25 That being the case, it was submitted, it could not be said that the payments made by Merlino to the defendant were uncommercial transactions, having regard to the criteria set out in s 588FB(1)(a) and (b).

26 As I have indicated above, in making the payments, Merlino was acting not only to benefit its position but to benefit the position of IRS and perhaps Penta. IRS carried the primary liability to the defendant and Penta, being the party which contracted with Broad, would have had an obligation in equity to make payments to the defendant from the proceeds of its contract with Broad. It may be open to doubt whether either IRS or Penta are then "parties to the transaction" as that phrase is used in s 588FB(1)(c). They are in the sense that they were part of the IRS group along with Merlino. It might be said that they had some input into



(Page 15)
    whether or not payment was made to the defendant. To that extent, at least, they derived a benefit from the payment by Merlino and it is difficult to see that they suffered any detriment.

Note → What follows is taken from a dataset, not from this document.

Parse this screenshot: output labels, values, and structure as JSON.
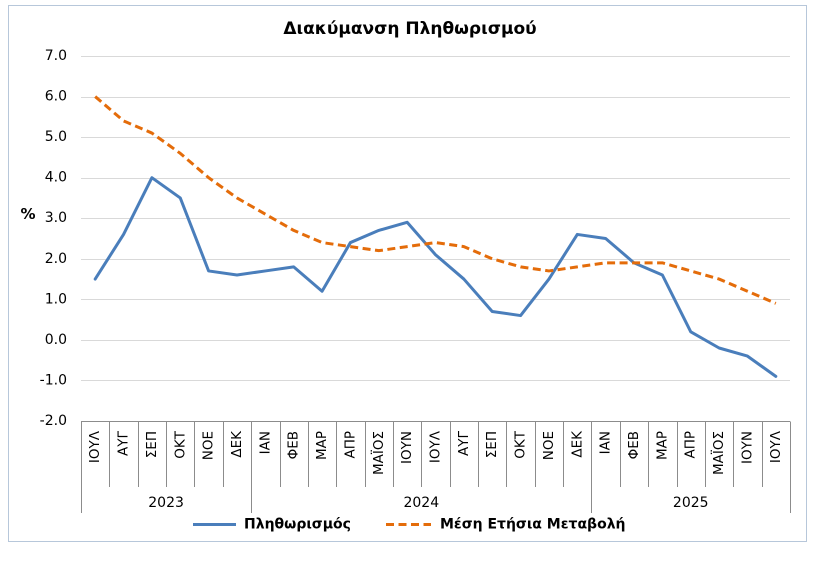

27 Taking all of these matters into account, I am satisfied that the payments by Merlino to the defendant were not uncommercial transactions within s 588FB. The payments conveyed a real benefit to Merlino which outweighed any detriment it suffered. To the extent Penta and IPS were parties to the transactions, they benefited and that, in turn was of some benefit to Merlino. There appear to be no other relevant matters.

28 Having reached these conclusions with respect to s 588FA and s 588FB it is strictly speaking not necessary for me to determine whether, at the time the transactions were entered into, Merlino was insolvent. It is also not necessary for me to consider the defendant has a defence to the application under s 588FG. However, as both these matters were fully argued, I will deal with each briefly.

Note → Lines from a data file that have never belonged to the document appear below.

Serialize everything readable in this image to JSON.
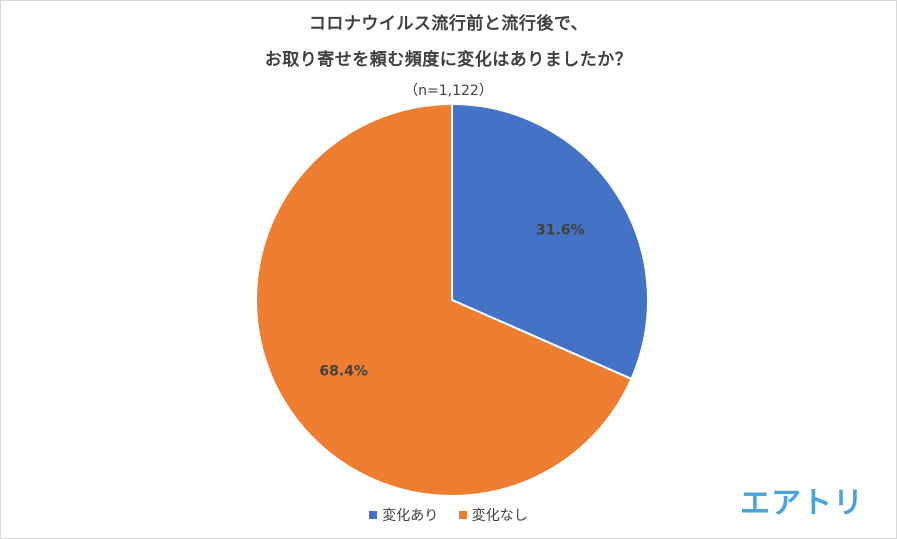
{
  "chart_data": {
    "type": "pie",
    "title_lines": [
      "コロナウイルス流行前と流行後で、",
      "お取り寄せを頼む頻度に変化はありましたか？"
    ],
    "subtitle": "（n=1,122）",
    "slices": [
      {
        "label": "変化あり",
        "value": 31.6,
        "display": "31.6%",
        "color": "#4472c4"
      },
      {
        "label": "変化なし",
        "value": 68.4,
        "display": "68.4%",
        "color": "#ed7d31"
      }
    ],
    "start_angle": "12 o'clock, clockwise",
    "legend_position": "bottom"
  },
  "legend": {
    "items": [
      {
        "label": "変化あり",
        "color": "#4472c4"
      },
      {
        "label": "変化なし",
        "color": "#ed7d31"
      }
    ]
  },
  "brand": {
    "logo_text": "エアトリ",
    "color": "#4aa3dc"
  }
}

29 In my view there is little doubt that Merlino was insolvent at the time these payments were made. Appearing as annexure "CMW4" to the affidavit of the plaintiff sworn 6 July 2001 is a balance sheet for Merlino. It shows Merlino's position as at the end of the six months November 1997 through to April 1998. Without going through the balance sheet in detail it shows that from November to February 1998 there was an excess of liability over assets. From March and April 1998 the balance sheet shows a slight excess of assets over-liabilities. However, between December 1997 and April 1998 "Debtors (IPS)" is shown to have grown from $10,181 to $258,660.46. Given the history of cash flow difficulties experienced by Merlino, it is difficult to see that these debtors were a realisable asset of the company. Furthermore, the test of solvency set out in s 95A of the Corporations Act is what is sometimes said to be "the going concern" test. That is to say, is the corporation able to pay its debts as and when they fall due? All the evidence indicates that Merlino was not in a position to do so.

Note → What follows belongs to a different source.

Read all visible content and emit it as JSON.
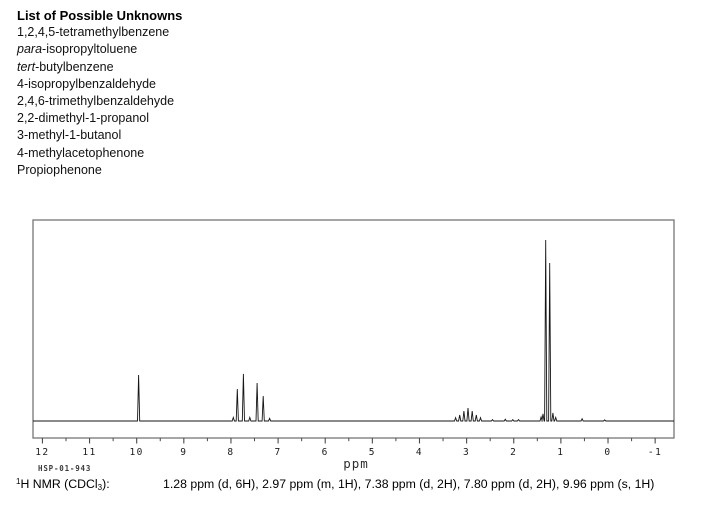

30 In my view, even the most cursory examination of Merlino's accounts indicates that as at the date the payments were made, the company was insolvent.

31 The further question is whether or not a reasonable person in the position of the defendant would have known that the company was insolvent. It is clear that Taddei, on behalf of the defendant, had no actual



(Page 16)
    knowledge of Merlino's precarious financial position. As I have said, there is no evidence that he ever saw a balance sheet for Merlino. But the evidence does show that there were a series of meetings and correspondence passing between various parties which indicated that the IPS group was experiencing cash flow difficulties. In such a situation Taddei must have suspected that Merlino was insolvent. If asked, he may not actually have put the position precisely that way. In his evidence he points out that he was not particularly interested in the wellbeing of Merlino as he believed that his contractual relationship was with IPS. But the evidence shows that almost from the date the contract with Broad was concluded, IPS and the IPS group was under extreme financial pressure. The chain of events would have, in my opinion, led a reasonable person to conclude that at the time these payments were made, Merlino was insolvent.

32 For reasons which I have set out above I am satisfied that the originating process ought be dismissed. I will hear the parties as to the precise form of orders and as to costs.